Sometimes it's necessary to clear the entire cache. We can do this using 
memcached's flushing mechanisms, but sometimes a cache is shared by many things
instead of just one web app.  It's a shame to have everything lose its
fresh cache just because one web app needed to clear its cache. For this, we
introduce a simple technique called versioning. A version number is added to
each cache key, and when this version is incremented, all the old cache keys
will become invalid because they have an incorrect version.

This is exposed as a new setting, CACHE_VERSION, and it defaults to 1.

Finally, we found that as we split our site out into development, staging, and
production, we didn't want them to share the same cache.  But we also didn't
want to spin up a new memcached instance for each one.  So we came up with the
idea of flavoring the cache.  The concept is simple--add a FLAVOR setting and
make it something like 'dev', 'prod', or 'test'.  With newcache, this flavor
string will be added to each key, ensuring that there are no collisions.

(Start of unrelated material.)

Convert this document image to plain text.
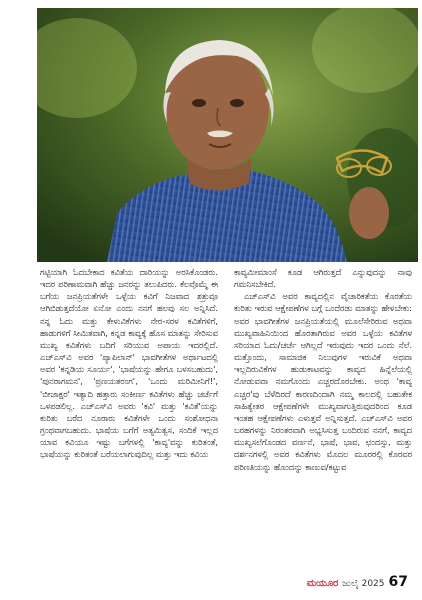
ಗಟ್ಟಿಯಾಗಿ ಓದಬೇಕಾದ ಕವಿತೆಯ ದಾರಿಯನ್ನು ಅರಸಿಕೊಂಡರು. ಇದರ ಪರಿಣಾಮವಾಗಿ ಹೆಚ್ಚು ಜನರನ್ನು ತಲುಪಿದರು. ಕೆಲವೊಮ್ಮೆ ಈ ಬಗೆಯ ಜನಪ್ರಿಯತೆಗಳೇ ಒಳ್ಳೆಯ ಕವಿಗೆ ನಿಜವಾದ ಶತ್ರುವೂ ಆಗಿಬಿಡುತ್ತದೆಯೋ ಏನೋ ಎಂದು ನನಗೆ ಹಲವು ಸಲ ಅನ್ನಿಸಿದೆ. ನನ್ನ ಓದು ಮತ್ತು ಕೇಳುವಿಕೆಗಳು ನೇರ-ಸರಳ ಕವಿತೆಗಳಿಗೆ, ಹಾಡುಗಳಿಗೆ ಸೀಮಿತವಾಗಿ, ಕನ್ನಡ ಕಾವ್ಯಕ್ಕೆ ಹೊಸ ಮಾತನ್ನು ಸೇರಿಸುವ ಮುಖ್ಯ ಕವಿತೆಗಳು ಬದಿಗೆ ಸರಿಯುವ ಅಪಾಯ ಇದರಲ್ಲಿದೆ. ಎಚ್‌ಎಸ್‌ವಿ ಅವರ 'ಪ್ಯಾಪಿಲಾನ್' ಭಾವಗೀತೆಗಳ ಅರ್ಥಾಟದಲ್ಲಿ ಅವರ 'ಕನ್ನಡಿಯ ಸೂರ್ಯ', 'ಭಾಷೆಯನ್ನು ಹೇಗೂ ಬಳಸಬಹುದು', 'ಪುನರಾಗಮನ', 'ಪ್ರಣಯತರಂಗ', 'ಒಂದು ಮರಿಮೀನಿಗೆ!', 'ಬೀಜಾಕ್ಷರ' ಇತ್ಯಾದಿ ಹತ್ತಾರು ಸಂಕೀರ್ಣ ಕವಿತೆಗಳು ಹೆಚ್ಚು ಚರ್ಚೆಗೆ ಒಳಪಡಲಿಲ್ಲ. ಎಚ್‌ಎಸ್‌ವಿ ಅವರು 'ಕವಿ' ಮತ್ತು 'ಕವಿತೆ'ಯನ್ನು ಕುರಿತು ಬರೆದ ನೂರಾರು ಕವಿತೆಗಳೇ ಒಂದು ಸಂಶೋಧನಾ ಗ್ರಂಥವಾಗಬಹುದು. ಭಾಷೆಯ ಬಗೆಗೆ ಅತ್ಯಮಿತ್ವಸ, ಸಂದಿಕೆ ಇಲ್ಲದ ಯಾವ ಕವಿಯೂ ಇಷ್ಟು ಬಗೆಗಳಲ್ಲಿ 'ಕಾವ್ಯ'ವನ್ನು ಕುರಿತಂತೆ, ಭಾಷೆಯನ್ನು ಕುರಿತಂತೆ ಬರೆಯಲಾಗುವುದಿಲ್ಲ ಮತ್ತು ಇದು ಕವಿಯ

ಕಾವ್ಯಮೀಮಾಂಸೆ ಕೂಡ ಆಗಿರುತ್ತದೆ ಎನ್ನುವುದನ್ನು ನಾವು ಗಮನಿಸಬೇಕಿದೆ.

ಎಚ್‌ಎಸ್‌ವಿ ಅವರ ಕಾವ್ಯದಲ್ಲಿನ ವೈಚಾರಿಕತೆಯ ಕೊರತೆಯ ಕುರಿತು ಇರುವ ಆಕ್ಷೇಪಣೆಗಳ ಬಗ್ಗೆ ಒಂದೆರಡು ಮಾತನ್ನು ಹೇಳಬೇಕು: ಅವರ ಭಾವಗೀತೆಗಳ ಜನಪ್ರಿಯತೆಯಲ್ಲಿ ಮೂಲೆಸೇರಿರುವ ಅಥವಾ ಮುಖ್ಯವಾಹಿನಿಯಿಂದ ಹೊರತಾಗಿರುವ ಅವರ ಒಳ್ಳೆಯ ಕವಿತೆಗಳ ಸರಿಯಾದ ಓದು/ಚರ್ಚೆ ಆಗಿಲ್ಲದೆ ಇರುವುದು ಇದರ ಒಂದು ನೆಲೆ. ಮತ್ತೊಂದು, ಸಾಮಾಜಿಕ ನಿಲುವುಗಳ ಇರುವಿಕೆ ಅಥವಾ ಇಲ್ಲದಿರುವಿಕೆಗಳ ಹುಡುಕಾಟವನ್ನು ಕಾವ್ಯದ ಹಿನ್ನೆಲೆಯಲ್ಲಿ ನೋಡುವವಾ ನಮಗೊಂದು ಎಚ್ಚರದೊರಬೇಕು. ಅಂಥ 'ಕಾವ್ಯ ಎಚ್ಚರ'ವು ಬೆಳೆದಿರದೆ ಕಾರಣದಿಂದಾಗಿ ನಮ್ಮ ಕಾಲದಲ್ಲಿ ಬಹುತೇಕ ಸಾಹಿತ್ಯೇತರ ಆಕ್ಷೇಪಣೆಗಳೇ ಮುಖ್ಯವಾಗುತ್ತಿರುವುದರಿಂದ ಕೂಡ ಇಂತಹ ಆಕ್ಷೇಪಣೆಗಳು ಎಳುತ್ತವೆ ಅನ್ನಿಸುತ್ತದೆ. ಎಚ್‌ಎಸ್‌ವಿ ಅವರ ಬರಹಗಳನ್ನು ನಿರಂತರವಾಗಿ ಅಭ್ಯಸಿಸುತ್ತ ಬಂದಿರುವ ನನಗೆ, ಕಾವ್ಯದ ಮುಖ್ಯಸಲೆಗೊಂಡದ ವರ್ಣನೆ, ಭಾಷೆ, ಭಾವ, ಛಂದಸ್ಸು, ಮತ್ತು ದರ್ಶನಗಳಲ್ಲಿ ಅವರ ಕವಿತೆಗಳು ಮೊದಲ ಮೂರರಲ್ಲಿ ಕೊರವರ ಪರಿಣತಿಯನ್ನು ಹೊಂದನ್ನು ಕಾಣುವ/ಕಟ್ಟುವ

ಮಯೂರ ಜುಲೈ 2025 67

Concretely, this is what happens::

    # CACHE_VERSION = 2
    # FLAVOR = 'staging'
    cache.get('games')
    # ... would actually call ...
    cache.get('staging-2-9cfa7aefcc61936b70aaec6729329eda')


Changing the Default
--------------------

All of the above is simply the default, you may provide your own callable
function to be run on each key, by supplying the CACHE_KEY_MODULE setting. It
must provide a get_key function which takes any instance of basestring and 
output a str.


Thundering Herd Mitigation
--------------------------

The thundering herd problem manifests itself when a cache key expires, and many
things rush to get or generate the data stored for that key all at once.  This 
is doing a lot of unnecessary work and can cause service outages if the
database cannot handle the load.  To solve this problem, we really only want 
one thread or process to fetch this data.

Our method of solving this problem is to shove the old (expired) value back 
into the cache for a short time while the first process/thread goes and updates
the key.  This is done in a completely transparent way--no changes should need
to be made in the application code.

With this cache backend, we have provided an extra 'herd' keyword argument to 
the set, add, and set_many methods--which is set to True by default. What this 
does is transform your cache value into a tuple before saving it to the cache. 
Each value is structured like this:

    (A herd marker, your original value, the expiration timestamp)

Then when it actually sets the cache, it sets the real timeout to a little bit
longer than the expiration timestamp. Actually, this "little bit" is 
configurable using the CACHE_HERD_TIMEOUT setting, but it defaults to 60 
seconds.

Now every time we read a value from the cache, we automatically unpack it and 
check whether it's expired.  If it has expired, we put it back in the cache for 
CACHE_HERD_TIMEOUT seconds, but (and this is the key) we act as if it were a 
cache miss (so we return None, or whatever the default was for the call.)

*Note*: If you want to set a value to be used as a counter (with incr and
        decr) then you'll want to bypass the herd mechanism.